I Can't Stand the Rain
When I was a teenager, I was obsessed with women’s tennis. I use the word “obsessed” advisedly. I barely thought of anything else, and I did quite a lot of thinking back then. In 1979 and 1980, I went to about 10 tournaments per year (including three-quarters of the Grand Slam in ’80)—and I would go for the duration of the tournaments, not a cameo for the finals. (Those weren’t my only years of tournament-hopping, just my heyday.)

By 1980, I’d gotten to know several players—very superficially, I hasten to add—and even played soccer with a bunch of obscure players (and a rather more well-known striver whom I’ll call Martina N.) at the pre-pre-Wimbledon warm-up in Chichester (the game was taken up again a week later in Eastbourne, but I stayed off the pitch that time).

There were many occasions where I was the only person watching “my” players (I tended to like the smart ones, regardless of their skills/success), and then at Wimbledon, one of them was on the verge of a major doubles upset, and I couldn’t get anywhere near the court. Wimbledon’s always hideously and randomly crowded, but usually you could figure out some sneaky way through the bottleneck. Not this time—every trick I attempted failed, so I missed my pal’s big triumph.
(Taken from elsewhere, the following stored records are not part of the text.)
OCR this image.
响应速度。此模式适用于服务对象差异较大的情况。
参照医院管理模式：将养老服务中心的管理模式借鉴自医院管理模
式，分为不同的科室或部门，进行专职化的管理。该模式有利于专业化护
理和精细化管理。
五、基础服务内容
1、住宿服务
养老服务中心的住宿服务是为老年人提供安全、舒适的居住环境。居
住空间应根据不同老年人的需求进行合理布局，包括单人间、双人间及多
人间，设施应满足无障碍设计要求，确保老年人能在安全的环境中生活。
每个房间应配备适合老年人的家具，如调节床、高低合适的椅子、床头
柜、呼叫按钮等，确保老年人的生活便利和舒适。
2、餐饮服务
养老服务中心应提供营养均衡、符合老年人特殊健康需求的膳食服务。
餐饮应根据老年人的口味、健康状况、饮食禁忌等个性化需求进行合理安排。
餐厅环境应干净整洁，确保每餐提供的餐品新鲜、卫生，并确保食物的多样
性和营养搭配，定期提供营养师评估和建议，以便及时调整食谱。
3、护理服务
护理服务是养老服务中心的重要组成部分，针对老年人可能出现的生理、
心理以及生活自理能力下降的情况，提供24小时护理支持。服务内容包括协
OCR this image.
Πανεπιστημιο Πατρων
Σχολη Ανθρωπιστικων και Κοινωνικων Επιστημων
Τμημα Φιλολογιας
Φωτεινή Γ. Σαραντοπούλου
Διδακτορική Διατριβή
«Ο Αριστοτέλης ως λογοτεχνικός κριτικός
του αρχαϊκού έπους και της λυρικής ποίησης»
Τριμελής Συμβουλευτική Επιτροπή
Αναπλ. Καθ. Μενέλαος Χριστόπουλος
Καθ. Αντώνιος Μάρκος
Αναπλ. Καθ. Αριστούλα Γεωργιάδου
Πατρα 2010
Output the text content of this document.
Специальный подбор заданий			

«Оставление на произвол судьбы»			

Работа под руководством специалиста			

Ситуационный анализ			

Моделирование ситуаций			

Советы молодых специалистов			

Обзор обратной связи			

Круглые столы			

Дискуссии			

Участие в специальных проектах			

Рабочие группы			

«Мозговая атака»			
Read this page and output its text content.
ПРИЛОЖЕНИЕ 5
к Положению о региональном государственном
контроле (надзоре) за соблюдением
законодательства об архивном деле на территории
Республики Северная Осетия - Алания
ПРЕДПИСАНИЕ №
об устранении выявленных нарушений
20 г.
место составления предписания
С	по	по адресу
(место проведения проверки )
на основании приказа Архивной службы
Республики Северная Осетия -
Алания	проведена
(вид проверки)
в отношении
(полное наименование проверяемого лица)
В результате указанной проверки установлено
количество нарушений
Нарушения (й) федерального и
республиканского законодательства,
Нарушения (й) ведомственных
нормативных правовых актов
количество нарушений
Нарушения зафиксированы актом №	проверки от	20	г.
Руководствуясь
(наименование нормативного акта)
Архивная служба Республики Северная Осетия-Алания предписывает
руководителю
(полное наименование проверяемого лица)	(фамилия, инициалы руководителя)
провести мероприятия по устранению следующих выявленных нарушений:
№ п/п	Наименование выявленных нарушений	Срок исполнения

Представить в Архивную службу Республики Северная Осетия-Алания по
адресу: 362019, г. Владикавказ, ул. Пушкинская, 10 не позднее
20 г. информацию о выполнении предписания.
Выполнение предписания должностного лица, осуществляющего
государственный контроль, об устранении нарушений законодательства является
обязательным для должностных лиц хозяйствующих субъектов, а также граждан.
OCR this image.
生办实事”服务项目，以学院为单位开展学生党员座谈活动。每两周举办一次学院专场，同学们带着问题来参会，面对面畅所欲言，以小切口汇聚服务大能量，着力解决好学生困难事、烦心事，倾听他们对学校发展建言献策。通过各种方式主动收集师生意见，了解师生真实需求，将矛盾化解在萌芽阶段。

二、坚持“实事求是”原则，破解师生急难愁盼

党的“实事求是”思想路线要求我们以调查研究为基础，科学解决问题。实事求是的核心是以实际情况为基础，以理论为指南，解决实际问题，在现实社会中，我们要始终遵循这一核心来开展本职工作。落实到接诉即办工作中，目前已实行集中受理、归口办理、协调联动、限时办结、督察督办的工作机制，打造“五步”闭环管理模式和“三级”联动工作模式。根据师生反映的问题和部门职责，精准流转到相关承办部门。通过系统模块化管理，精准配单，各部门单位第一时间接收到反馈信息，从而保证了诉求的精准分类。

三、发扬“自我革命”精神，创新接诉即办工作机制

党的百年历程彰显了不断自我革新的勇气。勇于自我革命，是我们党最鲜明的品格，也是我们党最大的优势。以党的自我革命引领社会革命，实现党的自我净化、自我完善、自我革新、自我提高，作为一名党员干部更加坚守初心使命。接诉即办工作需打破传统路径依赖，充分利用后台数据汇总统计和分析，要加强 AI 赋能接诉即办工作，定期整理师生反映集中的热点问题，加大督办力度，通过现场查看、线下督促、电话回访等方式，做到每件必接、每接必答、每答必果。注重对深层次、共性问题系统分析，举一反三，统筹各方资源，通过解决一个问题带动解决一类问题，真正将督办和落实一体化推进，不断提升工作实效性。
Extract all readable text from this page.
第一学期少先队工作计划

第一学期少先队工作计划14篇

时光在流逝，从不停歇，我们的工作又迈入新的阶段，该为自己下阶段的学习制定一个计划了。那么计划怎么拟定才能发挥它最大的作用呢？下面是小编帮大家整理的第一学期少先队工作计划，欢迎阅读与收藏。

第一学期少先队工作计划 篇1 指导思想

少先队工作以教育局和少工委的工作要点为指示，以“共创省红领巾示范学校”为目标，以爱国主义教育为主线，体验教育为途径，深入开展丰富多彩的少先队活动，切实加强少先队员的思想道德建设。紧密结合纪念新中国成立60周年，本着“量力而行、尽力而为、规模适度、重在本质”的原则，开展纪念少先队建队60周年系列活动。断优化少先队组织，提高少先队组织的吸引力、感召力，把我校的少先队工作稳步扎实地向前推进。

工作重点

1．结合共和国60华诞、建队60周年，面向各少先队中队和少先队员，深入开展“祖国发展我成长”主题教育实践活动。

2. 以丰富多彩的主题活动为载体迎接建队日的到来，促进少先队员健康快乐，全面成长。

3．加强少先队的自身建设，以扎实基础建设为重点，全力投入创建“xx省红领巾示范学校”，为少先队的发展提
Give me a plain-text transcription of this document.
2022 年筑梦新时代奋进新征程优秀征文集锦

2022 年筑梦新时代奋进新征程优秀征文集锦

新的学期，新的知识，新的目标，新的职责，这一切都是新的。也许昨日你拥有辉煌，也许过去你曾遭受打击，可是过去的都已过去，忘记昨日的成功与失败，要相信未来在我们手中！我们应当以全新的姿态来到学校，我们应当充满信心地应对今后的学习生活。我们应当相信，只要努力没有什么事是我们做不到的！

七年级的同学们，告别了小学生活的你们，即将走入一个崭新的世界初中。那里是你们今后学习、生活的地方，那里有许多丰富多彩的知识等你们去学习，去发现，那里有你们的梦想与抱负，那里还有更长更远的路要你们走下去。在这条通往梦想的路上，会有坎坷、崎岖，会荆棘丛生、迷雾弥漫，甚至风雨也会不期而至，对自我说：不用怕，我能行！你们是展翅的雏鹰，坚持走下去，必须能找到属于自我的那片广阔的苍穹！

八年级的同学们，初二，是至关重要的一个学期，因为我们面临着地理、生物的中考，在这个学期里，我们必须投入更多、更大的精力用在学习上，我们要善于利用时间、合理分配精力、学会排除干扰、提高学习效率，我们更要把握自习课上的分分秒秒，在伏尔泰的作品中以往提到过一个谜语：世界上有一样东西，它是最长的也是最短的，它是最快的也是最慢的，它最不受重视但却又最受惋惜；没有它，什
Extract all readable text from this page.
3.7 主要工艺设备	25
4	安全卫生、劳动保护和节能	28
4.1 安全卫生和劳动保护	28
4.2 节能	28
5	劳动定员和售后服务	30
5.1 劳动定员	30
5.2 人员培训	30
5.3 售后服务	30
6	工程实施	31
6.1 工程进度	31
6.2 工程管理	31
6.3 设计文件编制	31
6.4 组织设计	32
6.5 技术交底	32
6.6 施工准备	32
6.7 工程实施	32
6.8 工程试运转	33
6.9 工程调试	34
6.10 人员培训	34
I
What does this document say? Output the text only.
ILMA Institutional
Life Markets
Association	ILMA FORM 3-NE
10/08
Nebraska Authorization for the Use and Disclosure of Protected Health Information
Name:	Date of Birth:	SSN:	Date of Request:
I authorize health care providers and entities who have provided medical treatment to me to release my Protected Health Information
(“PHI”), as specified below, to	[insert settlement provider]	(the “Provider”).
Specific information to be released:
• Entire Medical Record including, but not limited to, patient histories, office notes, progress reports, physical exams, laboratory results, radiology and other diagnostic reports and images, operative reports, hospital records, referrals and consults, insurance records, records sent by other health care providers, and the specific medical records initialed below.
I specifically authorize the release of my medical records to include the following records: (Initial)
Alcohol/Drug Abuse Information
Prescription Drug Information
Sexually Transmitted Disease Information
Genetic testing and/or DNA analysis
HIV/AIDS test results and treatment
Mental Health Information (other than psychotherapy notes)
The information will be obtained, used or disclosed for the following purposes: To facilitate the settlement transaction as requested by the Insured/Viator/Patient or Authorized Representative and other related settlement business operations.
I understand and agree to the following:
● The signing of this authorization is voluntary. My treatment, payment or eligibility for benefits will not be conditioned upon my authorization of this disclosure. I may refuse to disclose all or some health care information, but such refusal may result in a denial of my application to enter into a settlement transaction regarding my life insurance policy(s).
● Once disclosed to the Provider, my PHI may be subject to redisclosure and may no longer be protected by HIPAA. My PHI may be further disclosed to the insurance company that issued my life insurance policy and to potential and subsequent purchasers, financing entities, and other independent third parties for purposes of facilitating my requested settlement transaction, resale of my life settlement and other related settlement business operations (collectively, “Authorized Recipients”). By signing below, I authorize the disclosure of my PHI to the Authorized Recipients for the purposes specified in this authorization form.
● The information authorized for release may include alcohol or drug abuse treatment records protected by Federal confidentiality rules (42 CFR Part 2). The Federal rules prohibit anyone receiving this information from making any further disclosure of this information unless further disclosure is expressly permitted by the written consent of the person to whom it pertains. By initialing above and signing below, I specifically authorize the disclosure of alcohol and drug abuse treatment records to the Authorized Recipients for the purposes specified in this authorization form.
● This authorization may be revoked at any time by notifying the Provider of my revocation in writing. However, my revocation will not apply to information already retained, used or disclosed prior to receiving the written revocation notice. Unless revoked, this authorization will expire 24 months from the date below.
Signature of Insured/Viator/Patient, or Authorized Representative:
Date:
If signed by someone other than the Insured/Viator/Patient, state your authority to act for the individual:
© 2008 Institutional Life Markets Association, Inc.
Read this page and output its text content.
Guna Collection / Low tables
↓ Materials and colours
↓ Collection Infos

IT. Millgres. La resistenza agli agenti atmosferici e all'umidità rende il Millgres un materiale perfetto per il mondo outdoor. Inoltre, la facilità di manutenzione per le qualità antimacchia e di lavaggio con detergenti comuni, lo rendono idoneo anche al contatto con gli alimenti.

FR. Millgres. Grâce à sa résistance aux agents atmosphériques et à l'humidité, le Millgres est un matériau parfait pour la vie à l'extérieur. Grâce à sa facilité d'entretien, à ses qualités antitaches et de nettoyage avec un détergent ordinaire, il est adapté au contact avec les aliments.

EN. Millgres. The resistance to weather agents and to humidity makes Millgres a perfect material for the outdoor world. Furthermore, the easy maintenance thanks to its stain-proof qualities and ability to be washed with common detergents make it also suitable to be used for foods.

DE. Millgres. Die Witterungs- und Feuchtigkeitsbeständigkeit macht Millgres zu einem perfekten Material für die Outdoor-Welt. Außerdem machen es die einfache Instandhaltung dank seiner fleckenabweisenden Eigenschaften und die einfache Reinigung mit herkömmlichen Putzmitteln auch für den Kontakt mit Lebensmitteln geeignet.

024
I mention all this because today I was trying to figure out if I should try to finagle tickets to Three Days of Rain, Julia Roberts’ big Broadway adventure. (Tickets are on sale, but only to AmEx card holders; though they’re also showing up on eBay and on ticket brokers’ sites.)

Now, there’s no comparison between my youthful obsession with women’s tennis and my affection for the theater—I am an enthusiastic playgoer, but there’s a lot I don’t know and frankly don’t care about. I don’t feel a need to see everything, nor can I afford to. I have no interest in seeing a lot of the Broadway productions, so I don’t mind that shows like Spamalot or The Odd Couple are out of bounds. But Three Days of Rain is off-Broadway. It’s by Richard Greenberg, whose plays I almost always see (and mostly like). Even though it’s irrational, I feel swizzed that I’m probably not going to be able to go to the Bernard B. Jacobs Theatre to gaze upon a Hollywood star, a former Friends second-stringer, and a guy whose TV sitcom was canceled by Fox after only a few episodes.

Eh, I’ll either figure it out or get over it. I did buy tickets for Borderline at the Royal Court.

Update, Dec. 30, 2006: Of course, the Bernard B. Jacobs Theatre is a Broadway house. Just ignore that bit!